Schutz von Geschäftsgeheimnissen
So dramatisch wie diese Aktionen verlaufen nicht alle Attacken auf Firmendaten. Von den täglichen Sicherheitsvorfällen erfährt die Öffentlichkeit meist wenig. Dennoch gibt es sie: „Gerade im Mittelstand spielt der Aspekt ‚Interlectual Property’ eine große Rolle“, weiß Peter Bodino, IT-Sicherheitsberater der IT-Consulting-Firma Trigonum. Gemeint sind beispielsweise Konstruktionsdaten von Automobilzulieferern. „Wenn ein Unternehmen etwa in anderen Ländern produzieren lässt, sollte es sicherstellen, dass sein geistiges Eigentum nicht in falsche Hände gerät“, sagt Bodino. Erst im Juni warnte Bundesinnenminister Thomas de Maizière im jährlichen Verfassungsschutzbericht davor, den Schaden der Wirtschaftsspionage in deutschen Unternehmen zu
unterschätzen.
Im täglichen Arbeitsalltag machen den Unternehmen zudem noch andere Security-Fragen zu schaffen. „Neben der Vertraulichkeit sind die Integrität der Daten und die Verfügbarkeit die wichtigsten Bausteine einer guten Sicherheitsstrategie“, so Clemens Plieth, Geschäftsführer und zuständig für den Servicebetrieb beim ITK-Outsourcer Pironet NDH Datacenter. Insbesondere das Thema Verfügbarkeit sorge bei vielen Unternehmen jedoch immer wieder für unnötige Kosten. So könne auch der kurzzeitige Ausfall eines Datenbestandes schnell den ganzen Geschäftsbetrieb für mehrere Stunden lahmlegen. Plieth: „Viele Unternehmen betrachten derartige Ausfälle oft als gegeben und haben sich bereits damit abgefunden.“ Doch vor dem Hintergrund der steigenden Bedeutung der IT für fast alle Unternehmensprozesse sei eine derartige Rücksichtnahme auf Dauer geschäftsschädigend.

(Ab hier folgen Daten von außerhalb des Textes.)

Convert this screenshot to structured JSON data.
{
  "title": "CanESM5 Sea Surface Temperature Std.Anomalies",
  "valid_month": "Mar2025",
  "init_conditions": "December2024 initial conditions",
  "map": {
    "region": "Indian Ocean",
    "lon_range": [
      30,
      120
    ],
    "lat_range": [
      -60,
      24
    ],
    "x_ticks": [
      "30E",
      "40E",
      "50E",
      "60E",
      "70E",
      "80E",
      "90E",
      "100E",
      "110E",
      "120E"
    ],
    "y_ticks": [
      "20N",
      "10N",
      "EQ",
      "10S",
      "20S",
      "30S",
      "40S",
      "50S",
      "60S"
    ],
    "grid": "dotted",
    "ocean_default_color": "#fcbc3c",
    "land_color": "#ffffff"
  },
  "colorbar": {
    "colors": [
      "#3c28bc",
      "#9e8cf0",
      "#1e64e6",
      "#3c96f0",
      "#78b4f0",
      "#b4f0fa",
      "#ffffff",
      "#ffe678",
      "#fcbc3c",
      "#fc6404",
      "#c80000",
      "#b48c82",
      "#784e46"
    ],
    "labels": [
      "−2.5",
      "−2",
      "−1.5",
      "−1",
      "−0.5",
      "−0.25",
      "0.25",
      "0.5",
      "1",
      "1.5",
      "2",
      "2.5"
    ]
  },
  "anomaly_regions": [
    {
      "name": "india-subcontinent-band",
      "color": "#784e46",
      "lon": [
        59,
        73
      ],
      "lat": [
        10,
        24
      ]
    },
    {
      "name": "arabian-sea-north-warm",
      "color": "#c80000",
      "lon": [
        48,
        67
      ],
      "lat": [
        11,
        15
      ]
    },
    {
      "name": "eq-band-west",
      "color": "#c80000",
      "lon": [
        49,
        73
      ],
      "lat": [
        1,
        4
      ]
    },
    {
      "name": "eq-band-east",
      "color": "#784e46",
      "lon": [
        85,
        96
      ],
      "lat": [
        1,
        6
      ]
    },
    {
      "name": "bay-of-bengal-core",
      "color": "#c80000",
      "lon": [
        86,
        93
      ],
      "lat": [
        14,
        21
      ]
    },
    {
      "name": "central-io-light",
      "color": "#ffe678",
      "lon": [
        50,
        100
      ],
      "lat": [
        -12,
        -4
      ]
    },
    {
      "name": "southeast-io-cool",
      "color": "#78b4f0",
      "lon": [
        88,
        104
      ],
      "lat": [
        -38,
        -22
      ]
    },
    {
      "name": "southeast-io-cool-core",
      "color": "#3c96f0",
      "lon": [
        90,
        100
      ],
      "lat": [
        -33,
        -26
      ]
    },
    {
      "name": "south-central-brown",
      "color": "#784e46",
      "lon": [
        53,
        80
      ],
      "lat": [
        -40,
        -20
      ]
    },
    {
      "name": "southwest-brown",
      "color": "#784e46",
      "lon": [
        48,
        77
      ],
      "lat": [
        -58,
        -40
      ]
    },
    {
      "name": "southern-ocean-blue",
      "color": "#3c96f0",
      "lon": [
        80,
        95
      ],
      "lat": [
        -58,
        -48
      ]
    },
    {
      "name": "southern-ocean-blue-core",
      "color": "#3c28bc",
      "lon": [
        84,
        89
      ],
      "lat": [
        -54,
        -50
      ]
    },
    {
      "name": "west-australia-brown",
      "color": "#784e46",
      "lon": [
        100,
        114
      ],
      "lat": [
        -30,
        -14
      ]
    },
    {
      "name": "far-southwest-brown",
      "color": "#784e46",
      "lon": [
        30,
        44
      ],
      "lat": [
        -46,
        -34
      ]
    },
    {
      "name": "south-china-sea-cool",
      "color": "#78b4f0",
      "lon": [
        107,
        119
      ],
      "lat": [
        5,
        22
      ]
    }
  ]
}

Weniger Aufträge ohne Security-Nachweis
In vielen Branchen haben Unternehmen ohne umfassende Sicherheitsstrategie keine Chance mehr bei Ausschreibungen: zum Beispiel in der Automobilindustrie, die Zulieferern nur bei Nachweis entsprechender Sicherheits-Zertifikate Zugang zu ihren Daten und Systemen gewährt. „Gerade in der Automobilindustrie werden sensible Daten bereits in der Frühphase nach außen gegeben. Nur so ist es möglich, gemeinsam etwa an der Konstruktion neuer Bauteile für einen PKW zu arbeiten“, sagt Peter Bodino. Neben der Wirtschaft stellt auch der Gesetzgeber laufend höhere Anforderungen an die Datensicherheit. Seit mehreren Jahren schon verlangen die Grundsätze zum Datenzugriff und zur Prüfbarkeit digitaler Unterlagen (GDPdU) die revisionssichere Aufbewahrung steuerrelevanter Unterlagen. Auch die Europäische Kommission knüpft die Vergabe von Fördergeldern an die Einhaltung eigener Vorgaben zur IT-Sicherheit beim Antragsteller.
Technik allein macht noch keine Sicherheit
Als De-facto-Standard für sämtliche Sicherheitsaspekte, angefangen vom Schutz vor Wirtschaftsspionage über die Verfügbarkeit bis hin zur Einhaltung der gesetzlichen Vorgaben, setzt sich immer mehr die internationale ISO Norm 27001 durch. 133 Punkte umfasst der ISO-Sicherheits-Katalog (siehe unten). „Die Norm definiert sehr detailliert, wie Unternehmen mit Themen wie Personalsicherheit, physischer Sicherheit der Daten oder der Dokumentation aller Änderungen an IT-Systemen umgehen sollten.“ Dabei sei es nicht so, dass die meisten Mittelständler der Datensicherheit nicht genügend Aufmerksamkeit schenken würden. Im Gegenteil: Die wichtigsten Security-Maßnahmen wie den Schutz der Daten vor Angriffen von Außen mithilfe von Firewall-Systemen oder die Sicherung der Daten durch Backups hätten fast alle Mittelständler umgesetzt.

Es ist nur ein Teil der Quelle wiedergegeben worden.